Train 7, which was about 32% complete in late 2022, is intended to meet local needs while increasing Nigerian LNG exports, diversifying Nigeria’s revenue portfolio, and helping the country better capitalize on its 200 tcf of natural gas reserves.
Nigerian maritime logistics company UTM Offshore, meanwhile, likely will nudge up Nigeria’s capacity to just over 31 MMtpa when it completes the FLING project I mentioned above. As of last November, the FLNG was expected to start operating in 2027.
True, BP is due to begin first-phase production at Grand Tortue/Ahmeyim (GTA) block in late 2023, and Eni and its partners are set to expand LNG production at the Coral field offshore Mozambique. Indeed, the AEC expects these projects to help push African LNG exports up to the equivalent of 66 billion cubic meters this year, up 5% on 2022.

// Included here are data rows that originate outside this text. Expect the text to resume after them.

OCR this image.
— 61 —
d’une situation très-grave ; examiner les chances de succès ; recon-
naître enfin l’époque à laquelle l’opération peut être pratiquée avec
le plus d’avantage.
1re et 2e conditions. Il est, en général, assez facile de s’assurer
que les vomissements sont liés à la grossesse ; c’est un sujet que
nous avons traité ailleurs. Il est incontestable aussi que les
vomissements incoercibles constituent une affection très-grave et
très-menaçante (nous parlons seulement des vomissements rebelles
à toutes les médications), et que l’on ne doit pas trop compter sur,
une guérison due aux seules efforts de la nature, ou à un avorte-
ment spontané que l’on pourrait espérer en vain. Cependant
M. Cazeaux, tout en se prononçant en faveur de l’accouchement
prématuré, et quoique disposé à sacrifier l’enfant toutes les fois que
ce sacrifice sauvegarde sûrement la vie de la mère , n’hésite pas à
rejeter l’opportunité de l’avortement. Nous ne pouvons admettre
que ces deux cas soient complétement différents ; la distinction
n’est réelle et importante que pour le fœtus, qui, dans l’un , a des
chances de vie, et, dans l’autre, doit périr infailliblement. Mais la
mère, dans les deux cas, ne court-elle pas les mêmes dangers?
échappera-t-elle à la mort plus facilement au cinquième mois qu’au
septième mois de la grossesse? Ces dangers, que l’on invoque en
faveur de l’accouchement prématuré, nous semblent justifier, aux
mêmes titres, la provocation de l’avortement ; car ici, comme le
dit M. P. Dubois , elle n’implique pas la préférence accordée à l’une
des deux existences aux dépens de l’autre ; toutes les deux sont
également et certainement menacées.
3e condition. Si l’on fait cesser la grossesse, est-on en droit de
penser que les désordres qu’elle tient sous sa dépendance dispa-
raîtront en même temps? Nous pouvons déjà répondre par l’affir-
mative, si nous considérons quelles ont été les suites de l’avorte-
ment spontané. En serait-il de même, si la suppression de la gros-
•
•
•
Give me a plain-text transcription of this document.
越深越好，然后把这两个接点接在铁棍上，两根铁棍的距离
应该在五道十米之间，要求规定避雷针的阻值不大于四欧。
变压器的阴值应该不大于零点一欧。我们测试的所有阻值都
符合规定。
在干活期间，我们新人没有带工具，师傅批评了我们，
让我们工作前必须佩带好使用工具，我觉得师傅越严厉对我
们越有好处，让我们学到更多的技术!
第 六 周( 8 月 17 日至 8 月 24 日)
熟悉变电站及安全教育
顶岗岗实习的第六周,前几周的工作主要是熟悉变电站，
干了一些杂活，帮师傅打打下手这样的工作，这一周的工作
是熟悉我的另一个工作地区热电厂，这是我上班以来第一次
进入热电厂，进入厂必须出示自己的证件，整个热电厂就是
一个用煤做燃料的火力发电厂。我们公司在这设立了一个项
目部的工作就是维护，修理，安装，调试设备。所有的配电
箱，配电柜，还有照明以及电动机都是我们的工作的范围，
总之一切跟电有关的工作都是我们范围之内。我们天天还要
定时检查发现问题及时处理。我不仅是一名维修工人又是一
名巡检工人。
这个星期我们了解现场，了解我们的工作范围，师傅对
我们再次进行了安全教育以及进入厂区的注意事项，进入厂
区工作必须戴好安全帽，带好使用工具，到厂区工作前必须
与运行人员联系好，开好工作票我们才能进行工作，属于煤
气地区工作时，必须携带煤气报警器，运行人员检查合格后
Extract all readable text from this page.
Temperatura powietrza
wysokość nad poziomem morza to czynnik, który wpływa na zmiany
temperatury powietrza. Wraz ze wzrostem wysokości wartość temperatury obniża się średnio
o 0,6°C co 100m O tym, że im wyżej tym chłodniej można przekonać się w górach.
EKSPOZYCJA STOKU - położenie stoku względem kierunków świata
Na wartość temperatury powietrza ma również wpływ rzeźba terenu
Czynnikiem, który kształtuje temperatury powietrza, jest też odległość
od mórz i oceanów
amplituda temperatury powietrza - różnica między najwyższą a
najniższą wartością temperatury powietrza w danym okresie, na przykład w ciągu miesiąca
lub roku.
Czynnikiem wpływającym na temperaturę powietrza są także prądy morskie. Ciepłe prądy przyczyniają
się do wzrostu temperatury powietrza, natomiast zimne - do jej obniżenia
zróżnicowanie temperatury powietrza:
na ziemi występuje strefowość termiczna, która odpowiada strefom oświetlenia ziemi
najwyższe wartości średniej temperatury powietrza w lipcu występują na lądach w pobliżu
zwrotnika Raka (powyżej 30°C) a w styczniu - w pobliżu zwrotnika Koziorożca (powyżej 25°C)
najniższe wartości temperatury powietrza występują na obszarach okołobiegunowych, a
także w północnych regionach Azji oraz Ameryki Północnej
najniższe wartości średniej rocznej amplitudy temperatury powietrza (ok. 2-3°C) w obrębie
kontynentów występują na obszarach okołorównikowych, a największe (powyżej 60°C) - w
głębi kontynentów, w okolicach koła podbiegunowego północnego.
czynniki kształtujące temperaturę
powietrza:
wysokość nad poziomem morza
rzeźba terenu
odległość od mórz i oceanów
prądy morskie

However, it’s going to take time to bring the rest of the new projects on stream and to build all these new onshore and offshore LNG plants. Tanzania LNG, for example, is not expected to begin production until 2028, and Eni’s Marine XII project will not reach its full capacity of 3 million tonnes per year until late 2025. TotalEnergies of France is not likely to begin commercial operations on the Mozambique LNG project before 2025, and the U.S. giant ExxonMobil will need even more time to launch its Rovuma LNG project in Mozambique, since it has yet to reach the FID stage.
This means that Algeria, Egypt, and Nigeria will continue to account for the majority of the LNG coming out of Africa for the next few years — and that the balance won’t really start to shift until the end of the decade. IOCs and EU states are currently laying the groundwork for expanding production and opening up new basins to support LNG projects, but it will take a few years for their efforts to pay off.